Thackeray died of cardio-respiratory arrest on Saturday at his home, one of his doctors, Jalil Parker, said. He had been ill for some time and was rumored to have died earlier this week.
A religious zealot whose grip over Mumbai often resembled that of a mob boss, Thackeray was president and founder of the hardline Shiv Sena (Shiva’s Army) party, built around his fiery rhetoric on religion, immigration and communalism.
A hero of Mumbai’s Hindu working class, he was heralded as a staunch defender of regional heritage by his supporters and despised as a hot-headed bigot by others. He devoted his public life to championing the rights of Mumbai’s “sons of the soil”.
Thackeray, a former political cartoonist, waged a 50-year campaign against immigrants from outside the state. He accused immigrants of taking jobs away from residents of Mumbai, endearing him to large numbers of young working class men.

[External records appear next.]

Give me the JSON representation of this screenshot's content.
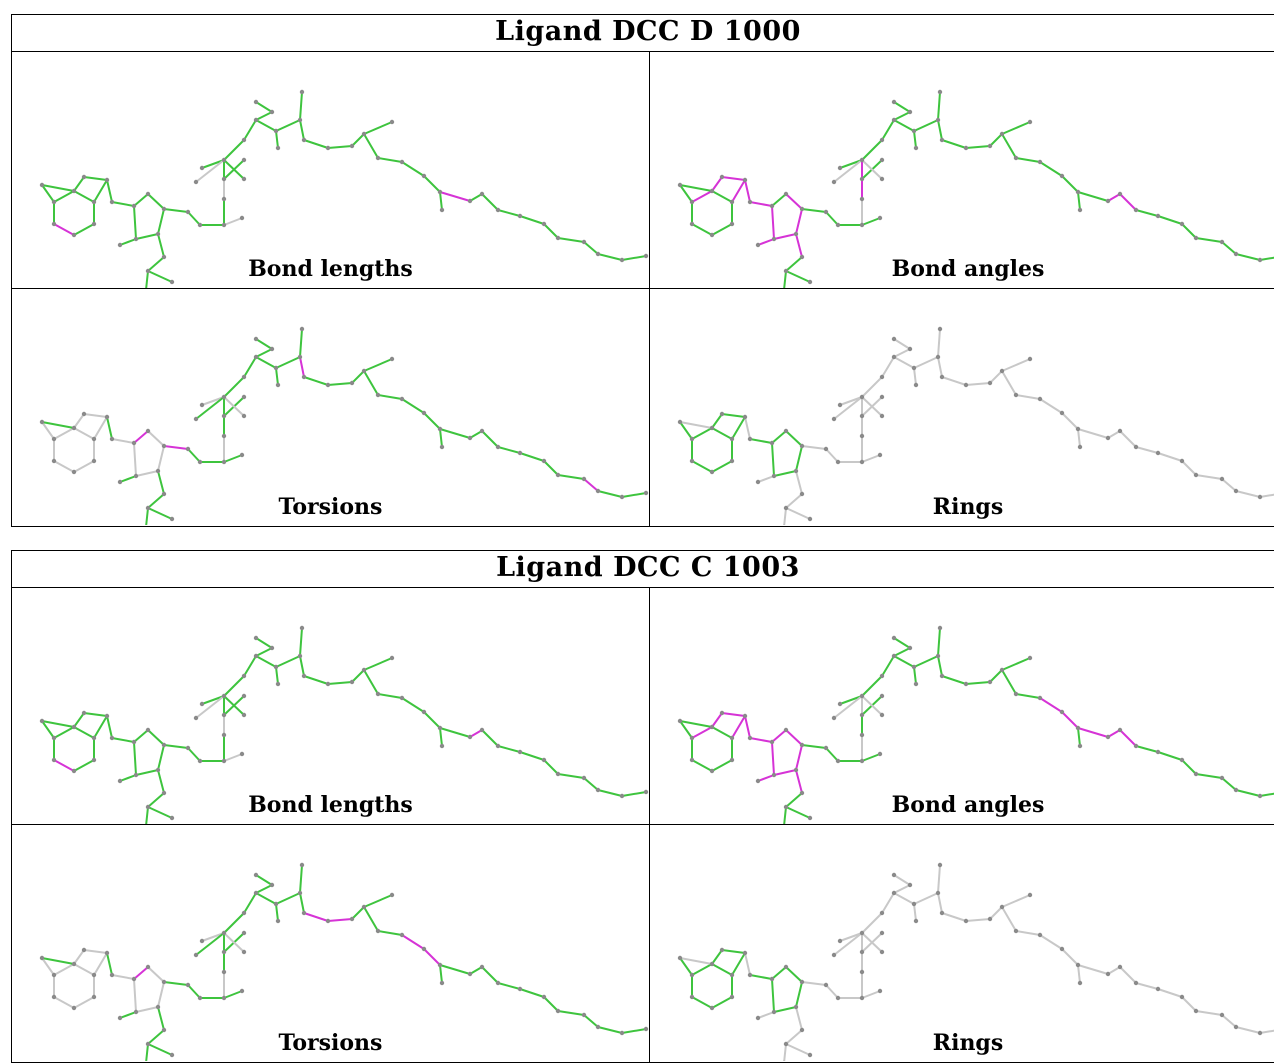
{
  "colors": {
    "flagged": "#d633d6",
    "ok": "#3ec43e",
    "neutral": "#c8c8c8",
    "atom": "#8a8a8a"
  },
  "panels": [
    {
      "title": "Ligand DCC D 1000",
      "cells": [
        {
          "caption": "Bond lengths",
          "scheme": "lengths",
          "flag": [
            2,
            48
          ]
        },
        {
          "caption": "Bond angles",
          "scheme": "angles",
          "flag": [
            6,
            7,
            8,
            9,
            10,
            11,
            13,
            14,
            15,
            16,
            17,
            18,
            28,
            29,
            49,
            50
          ]
        },
        {
          "caption": "Torsions",
          "scheme": "torsions",
          "flag": [
            12,
            22,
            24,
            40,
            55
          ]
        },
        {
          "caption": "Rings",
          "scheme": "rings",
          "flag": []
        }
      ]
    },
    {
      "title": "Ligand DCC C 1003",
      "cells": [
        {
          "caption": "Bond lengths",
          "scheme": "lengths",
          "flag": [
            2,
            49
          ]
        },
        {
          "caption": "Bond angles",
          "scheme": "angles",
          "flag": [
            6,
            7,
            8,
            9,
            10,
            11,
            12,
            13,
            14,
            15,
            16,
            17,
            18,
            46,
            47,
            48,
            49,
            50
          ]
        },
        {
          "caption": "Torsions",
          "scheme": "torsions",
          "flag": [
            12,
            24,
            41,
            42,
            46,
            47,
            64
          ]
        },
        {
          "caption": "Rings",
          "scheme": "rings",
          "flag": []
        }
      ]
    }
  ]
}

“Only Marathis have the first right over Mumbai,” Thackeray wrote in his party’s newspaper last year, referring to natives of Maharashtra state, of which Mumbai is capital. The party newspaper is called Saamna, which means “confrontation” in the Marathi language.
His rise to power in Mumbai, a city of about 20 million people, underscored the strong pull of religion and regionalism in modern India, a constitutionally secular country prone to clashes over its many faiths and traditions.
Always seen in oversized tinted sunglasses, even when indoors, with a necklace of beads over orange robes typically worn by religious figures, Thackeray held a strong grip on Mumbai through his army of loyal supporters, whose rallies and protests often turned violent and forced the city to a halt.
Thackeray often referred to Indian Muslims as “anti-nationals” and called for Hindu suicide squads to counter what he saw as a rise in Islamic terrorism. He was also fiercely critical of Pakistan, decrying efforts by New Delhi to reach out to its nuclear-armed rival.
“Having peace talks with Pakistan which is behind the blasts in India is a farce,” Thackeray wrote in Saamna in July, referring to bomb attacks in Mumbai in 2008. “Playing cricket with them is treason,” he added.
A government inquiry into riots in Mumbai in 1992 and 1993 said “there is no doubt that the Shiv Sena and Shiv Sainiks took the lead in organizing attacks on Muslims and their properties under the guidance of several leaders of the Shiv Sena”.
Thackeray was never charged in connection with the riots, in which about 600 Muslims were killed.
His political influence and huge following saw him courted by big business and some of India’s most famous film stars. Amitabh Bachchan, the biggest name in Bollywood, Mumbai’s film industry, fought through crowds outside his house to visit Thackeray this week when the politician’s health deteriorated.
Thackeray’s views have been condemned by many mainstream politicians, but his party is the fourth-largest in Maharashtra’s state legislature, and his face adorns hundreds of billboards across Mumbai.
His death could spark a power struggle in the Shiv Sena, denting its support with its vote base in Maharashtra.
In a video message to party workers last month, a visibly frail and out-of-breath Thackeray said he was exhausted and asked them to “take care” of his son, Uddhav, and grandson, Aditya, who are widely seen as his successors.
Thackeray’s estranged nephew, Raj, whose skills as a public speaker have drawn comparison with his uncle, broke away from the Shiv Sena in 2006 to form a rival party, and is seen by many to be gaining influence in the state.